Getting there, however, was a road left wide-open by mentors Dr. Timothy Whitfeld, assistant professor of Ecology & Evolutionary Biology at Brown, and the Nature Lab’s Dr. Jennifer Bissonnette and Lucia Monge.
“They told us from the start that it was up to us to find our own direction and decide what kind of concrete thing we would be producing,” explains Lahlaf, a fourth year student from Billerica, Mass. earning a dual degree in Computer Science and Illustration from Brown and RISD. “Every day we had a different thing on the agenda, and our experiences were about finding what was interesting to us and then figuring out how to convey the information about salt marsh ecology that seemed important.”
“Every day we had a different thing on the agenda, and our experiences were about finding what was interesting to us and then figuring out how to convey the information about salt marsh ecology that seemed important.”
Kingsley, a sophomore studying English and Ethnobotany at Brown, and Lahlaf some days collected plant specimens from salt marshes at Tillinghast Place, a RISD satellite campus located alongside the Providence River.
On others, they were examining plant species at Brown’s Herbarium or pressing plant leaves and taking highly detailed images with the Nature Lab’s “macro pod,” a camera which takes nearly 65 images of an item over time and compresses them into one to create the highest resolution possible.
After about six weeks, the SURF students had to decide upon the medium through which they would showcase their research: an illustrated book detailing specific plant species and how they had been impacted by climate changes in Narragansett Bay.
“As an Ethnobotany major, I have taken a lot of classes about the history of science and people’s uses of plants for medicine and religious rituals,” says Kingsley, a North Attleboro, Mass. native, about her interest in the SURF project. “We can learn a lot by combining humanities and sciences.”
Both SURFs were able to explore their educational interests through creating the booklet.

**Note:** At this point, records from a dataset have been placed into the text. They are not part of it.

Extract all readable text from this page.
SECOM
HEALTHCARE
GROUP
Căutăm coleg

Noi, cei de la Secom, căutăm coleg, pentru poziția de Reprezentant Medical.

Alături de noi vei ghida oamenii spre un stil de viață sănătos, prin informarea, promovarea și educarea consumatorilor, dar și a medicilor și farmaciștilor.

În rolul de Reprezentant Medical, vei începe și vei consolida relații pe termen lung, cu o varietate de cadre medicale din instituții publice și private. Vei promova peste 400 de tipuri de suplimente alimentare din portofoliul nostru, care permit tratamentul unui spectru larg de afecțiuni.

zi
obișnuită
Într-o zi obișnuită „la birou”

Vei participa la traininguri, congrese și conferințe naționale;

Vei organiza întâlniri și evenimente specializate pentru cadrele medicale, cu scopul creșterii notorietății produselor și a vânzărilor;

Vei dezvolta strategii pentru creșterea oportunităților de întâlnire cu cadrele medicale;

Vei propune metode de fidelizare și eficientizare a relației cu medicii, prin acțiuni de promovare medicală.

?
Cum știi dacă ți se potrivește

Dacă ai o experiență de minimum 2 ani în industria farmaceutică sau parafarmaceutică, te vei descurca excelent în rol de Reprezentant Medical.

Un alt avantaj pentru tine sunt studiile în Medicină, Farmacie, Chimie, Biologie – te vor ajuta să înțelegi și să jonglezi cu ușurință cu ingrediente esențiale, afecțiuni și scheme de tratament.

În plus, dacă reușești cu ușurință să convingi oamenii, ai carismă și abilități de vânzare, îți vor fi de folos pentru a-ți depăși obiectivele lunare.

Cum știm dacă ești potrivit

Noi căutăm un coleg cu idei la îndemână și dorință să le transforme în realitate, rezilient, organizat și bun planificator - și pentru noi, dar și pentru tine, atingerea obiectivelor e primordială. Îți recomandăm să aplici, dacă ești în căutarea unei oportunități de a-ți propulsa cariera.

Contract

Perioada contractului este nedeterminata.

While Kingsley took charge of writing compelling, scientifically accurate copy about Rhode Island’s flora, Lahlaf put her creative juices to work by organizing the book’s plant images and developing salt marsh illustrations.

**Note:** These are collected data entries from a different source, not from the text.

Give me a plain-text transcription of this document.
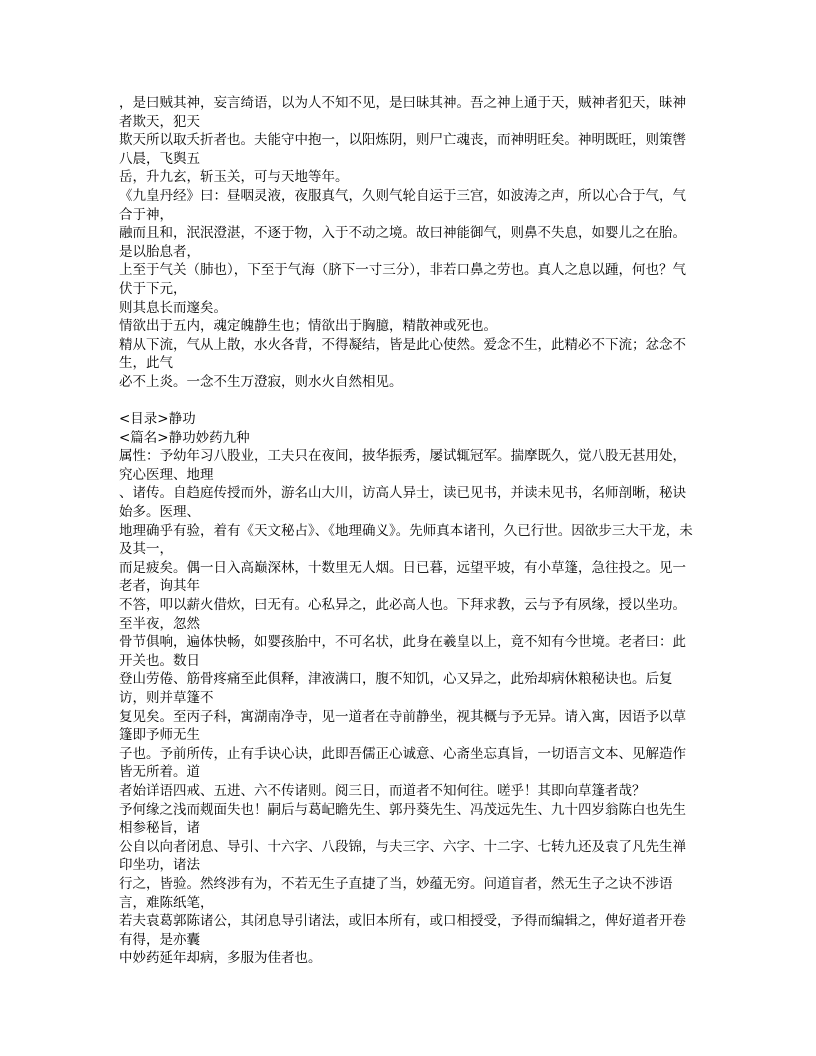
，是曰贼其神，妄言绮语，以为人不知不见，是曰昧其神。吾之神上通于天，贼神者犯天，昧神者欺天，犯天

欺天所以取夭折者也。夫能守中抱一，以阳炼阴，则尸亡魂丧，而神明旺矣。神明既旺，则策辔八晨，飞舆五

岳，升九玄，斩玉关，可与天地等年。

《九皇丹经》曰：昼咽灵液，夜服真气，久则气轮自运于三宫，如波涛之声，所以心合于气，气合于神，

融而且和，泯泯澄湛，不逐于物，入于不动之境。故曰神能御气，则鼻不失息，如婴儿之在胎。是以胎息者，

上至于气关（肺也），下至于气海（脐下一寸三分），非若口鼻之劳也。真人之息以踵，何也？气伏于下元，

则其息长而邃矣。

情欲出于五内，魂定魄静生也；情欲出于胸臆，精散神或死也。

精从下流，气从上散，水火各背，不得凝结，皆是此心使然。爱念不生，此精必不下流；忿念不生，此气

必不上炎。一念不生万澄寂，则水火自然相见。

<目录>静功

<篇名>静功妙药九种

属性：予幼年习八股业，工夫只在夜间，披华振秀，屡试辄冠军。揣摩既久，觉八股无甚用处，究心医理、地理

、诸传。自趋庭传授而外，游名山大川，访高人异士，读已见书，并读未见书，名师剖晰，秘诀始多。医理、

地理确乎有验，着有《天文秘占》、《地理确义》。先师真本诸刊，久已行世。因欲步三大干龙，未及其一，

而足疲矣。偶一日入高巅深林，十数里无人烟。日已暮，远望平坡，有小草篷，急往投之。见一老者，询其年

不答，叩以薪火借炊，曰无有。心私异之，此必高人也。下拜求教，云与予有夙缘，授以坐功。至半夜，忽然

骨节俱响，遍体快畅，如婴孩胎中，不可名状，此身在羲皇以上，竟不知有今世境。老者曰：此开关也。数日

登山劳倦、筋骨疼痛至此俱释，津液满口，腹不知饥，心又异之，此殆却病休粮秘诀也。后复访，则并草篷不

复见矣。至丙子科，寓湖南净寺，见一道者在寺前静坐，视其概与予无异。请入寓，因语予以草篷即予师无生

子也。予前所传，止有手诀心诀，此即吾儒正心诚意、心斋坐忘真旨，一切语言文本、见解造作皆无所着。道

者始详语四戒、五进、六不传诸则。阅三日，而道者不知何往。嗟乎！其即向草篷者哉？

予何缘之浅而觌面失也！嗣后与葛屺瞻先生、郭丹葵先生、冯茂远先生、九十四岁翁陈白也先生相参秘旨，诸

公自以向者闭息、导引、十六字、八段锦，与夫三字、六字、十二字、七转九还及袁了凡先生禅印坐功，诸法

行之，皆验。然终涉有为，不若无生子直捷了当，妙蕴无穷。问道盲者，然无生子之诀不涉语言，难陈纸笔，

若夫袁葛郭陈诸公，其闭息导引诸法，或旧本所有，或口相授受，予得而编辑之，俾好道者开卷有得，是亦囊

中妙药延年却病，多服为佳者也。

“We have different strengths and backgrounds, and the biggest challenge was finding our own direction,” emphasizes Lahlaf. “I really enjoy the problem solving aspect of computer science, and drawing and painting are things I have done since I was little.”
“I love to read and write, it is really as simple as that,” adds Kingsley.
Although Kingsley Lahlaf are unsure of what they will do after graduation, the SURFs have produced an informative and visually compelling product, the fruit of a successful 10-week partnership.
“We did everything collaboratively, which was an awesome experience,” says Lahlaf as Kingsley laughs in agreement.